DOC biodiversity ranger Catherine Brimecombe said Bling and his female partner, Charlie Brown, who live at the Te Anau Wildlife centre, had their triplets just before Christmas.
Bling's chicks would remain in the nest until at least February, she said.
So far the feathered father had done a good job looking after his family, she said.
It was Bling's job to feed his partner once the chicks arrived, so she could feed the chicks.
When they were a little older the chicks may head to the Orokonui Eco-sanctuary, where Bling and Casey originally came from, or to Project Janzoon in the Abel Tasman National Park, Brimecombe said.
"Having the chicks released back into the wild is a lovely thought."
The chicks would likely undergo a soft release, which would see them living in an aviary to get them comfortable in the area, with the aviary opened allowing them to come and go as they pleased, she said.
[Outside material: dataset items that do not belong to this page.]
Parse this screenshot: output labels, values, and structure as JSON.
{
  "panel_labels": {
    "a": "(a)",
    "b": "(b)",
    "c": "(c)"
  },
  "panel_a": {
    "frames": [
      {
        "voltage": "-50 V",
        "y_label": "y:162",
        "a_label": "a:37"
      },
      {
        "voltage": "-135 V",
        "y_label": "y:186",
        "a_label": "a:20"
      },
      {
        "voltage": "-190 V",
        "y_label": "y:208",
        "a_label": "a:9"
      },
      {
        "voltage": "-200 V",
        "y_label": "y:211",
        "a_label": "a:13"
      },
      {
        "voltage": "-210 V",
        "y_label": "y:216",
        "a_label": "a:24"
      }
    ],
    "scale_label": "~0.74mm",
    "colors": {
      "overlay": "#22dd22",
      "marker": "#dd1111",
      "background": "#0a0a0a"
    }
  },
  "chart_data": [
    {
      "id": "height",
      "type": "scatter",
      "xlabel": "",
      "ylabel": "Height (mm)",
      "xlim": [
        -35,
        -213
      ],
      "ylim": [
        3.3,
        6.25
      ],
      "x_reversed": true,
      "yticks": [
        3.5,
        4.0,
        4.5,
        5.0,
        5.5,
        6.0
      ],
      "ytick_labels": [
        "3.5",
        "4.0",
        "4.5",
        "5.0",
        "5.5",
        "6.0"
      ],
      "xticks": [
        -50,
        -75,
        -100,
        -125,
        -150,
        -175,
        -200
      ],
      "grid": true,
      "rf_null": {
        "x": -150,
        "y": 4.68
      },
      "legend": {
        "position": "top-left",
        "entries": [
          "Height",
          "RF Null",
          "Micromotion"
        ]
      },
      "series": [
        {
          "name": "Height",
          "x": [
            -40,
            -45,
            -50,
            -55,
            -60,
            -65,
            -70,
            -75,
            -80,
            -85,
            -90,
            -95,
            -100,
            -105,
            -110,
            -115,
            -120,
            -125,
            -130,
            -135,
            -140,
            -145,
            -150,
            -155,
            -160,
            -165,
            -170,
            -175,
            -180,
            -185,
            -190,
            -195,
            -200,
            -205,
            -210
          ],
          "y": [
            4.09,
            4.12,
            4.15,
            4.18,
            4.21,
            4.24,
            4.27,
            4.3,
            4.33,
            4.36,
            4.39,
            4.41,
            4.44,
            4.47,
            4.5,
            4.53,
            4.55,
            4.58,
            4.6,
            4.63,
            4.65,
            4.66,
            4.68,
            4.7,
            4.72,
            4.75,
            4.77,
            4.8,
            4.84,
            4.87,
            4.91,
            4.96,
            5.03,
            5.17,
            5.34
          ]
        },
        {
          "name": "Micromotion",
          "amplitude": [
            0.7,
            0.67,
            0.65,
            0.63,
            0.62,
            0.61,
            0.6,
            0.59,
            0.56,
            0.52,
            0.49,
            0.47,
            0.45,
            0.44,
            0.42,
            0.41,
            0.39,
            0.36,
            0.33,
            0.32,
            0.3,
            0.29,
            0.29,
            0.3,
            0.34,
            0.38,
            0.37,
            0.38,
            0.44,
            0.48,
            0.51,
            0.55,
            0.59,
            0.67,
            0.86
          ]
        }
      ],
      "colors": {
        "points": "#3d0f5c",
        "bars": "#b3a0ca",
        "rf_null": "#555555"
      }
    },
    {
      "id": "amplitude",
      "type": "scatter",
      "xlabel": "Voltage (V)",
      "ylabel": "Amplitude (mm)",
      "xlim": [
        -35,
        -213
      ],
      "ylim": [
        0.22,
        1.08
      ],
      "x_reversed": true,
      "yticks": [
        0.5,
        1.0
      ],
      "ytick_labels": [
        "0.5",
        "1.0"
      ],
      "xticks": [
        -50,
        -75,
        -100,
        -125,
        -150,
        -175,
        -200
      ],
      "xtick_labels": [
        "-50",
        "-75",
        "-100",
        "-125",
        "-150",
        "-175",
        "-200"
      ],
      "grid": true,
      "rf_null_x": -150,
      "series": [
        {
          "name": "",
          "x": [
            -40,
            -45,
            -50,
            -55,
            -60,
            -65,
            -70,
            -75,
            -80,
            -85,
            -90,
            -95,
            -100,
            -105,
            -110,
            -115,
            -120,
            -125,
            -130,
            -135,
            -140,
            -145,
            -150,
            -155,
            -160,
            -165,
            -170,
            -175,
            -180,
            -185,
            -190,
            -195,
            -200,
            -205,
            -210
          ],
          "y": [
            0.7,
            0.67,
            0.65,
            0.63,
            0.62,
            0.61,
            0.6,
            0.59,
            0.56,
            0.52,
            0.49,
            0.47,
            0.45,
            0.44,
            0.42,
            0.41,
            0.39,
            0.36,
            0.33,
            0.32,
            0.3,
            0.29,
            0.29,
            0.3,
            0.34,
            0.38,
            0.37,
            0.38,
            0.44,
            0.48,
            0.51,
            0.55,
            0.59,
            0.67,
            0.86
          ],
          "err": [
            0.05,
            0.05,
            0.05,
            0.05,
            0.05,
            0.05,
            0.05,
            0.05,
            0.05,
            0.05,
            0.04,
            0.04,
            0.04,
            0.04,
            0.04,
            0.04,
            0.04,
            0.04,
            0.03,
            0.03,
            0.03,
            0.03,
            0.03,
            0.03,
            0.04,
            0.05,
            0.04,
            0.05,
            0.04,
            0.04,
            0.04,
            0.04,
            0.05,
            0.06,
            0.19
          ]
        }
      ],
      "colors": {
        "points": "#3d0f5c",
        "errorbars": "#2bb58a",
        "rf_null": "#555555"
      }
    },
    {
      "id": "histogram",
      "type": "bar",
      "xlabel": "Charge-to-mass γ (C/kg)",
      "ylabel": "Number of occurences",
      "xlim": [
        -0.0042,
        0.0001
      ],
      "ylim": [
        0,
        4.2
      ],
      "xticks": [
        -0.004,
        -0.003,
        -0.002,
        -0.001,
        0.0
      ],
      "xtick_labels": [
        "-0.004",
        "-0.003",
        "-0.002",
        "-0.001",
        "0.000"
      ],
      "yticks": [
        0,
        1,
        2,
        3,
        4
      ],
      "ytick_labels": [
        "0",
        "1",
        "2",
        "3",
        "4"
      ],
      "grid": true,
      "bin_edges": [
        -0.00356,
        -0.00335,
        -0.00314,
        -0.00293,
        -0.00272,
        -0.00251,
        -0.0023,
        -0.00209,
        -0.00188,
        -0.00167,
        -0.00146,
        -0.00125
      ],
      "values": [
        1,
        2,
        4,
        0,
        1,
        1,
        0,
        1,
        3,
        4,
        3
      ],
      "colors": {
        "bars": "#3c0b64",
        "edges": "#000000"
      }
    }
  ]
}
Casey had been living at the wildlife centre with his brother but was sent by DOC to Invercargill when Otatara bird sanctuary Bush Haven put out the call for a male to help them create a breeding pair.
This gave Bling and Charlie Brown a chance to have a relationship, Brimecombe said.
Casey and his partner, Hannah, who live at Bush Haven had already bred successfully, hatching one egg in October last year.
Bush Haven operators May and Russell Evans said their kaka triplets hatched about two weeks ago.
When Casey arrived at their sanctuary he took advantage as soon as he was on the scene and did the business, May said.
"They're really good parents. We're quite thrilled with them."
DOC wanted the chicks from Bush Haven to go to the Orokonui Eco-sanctuary, Evans said.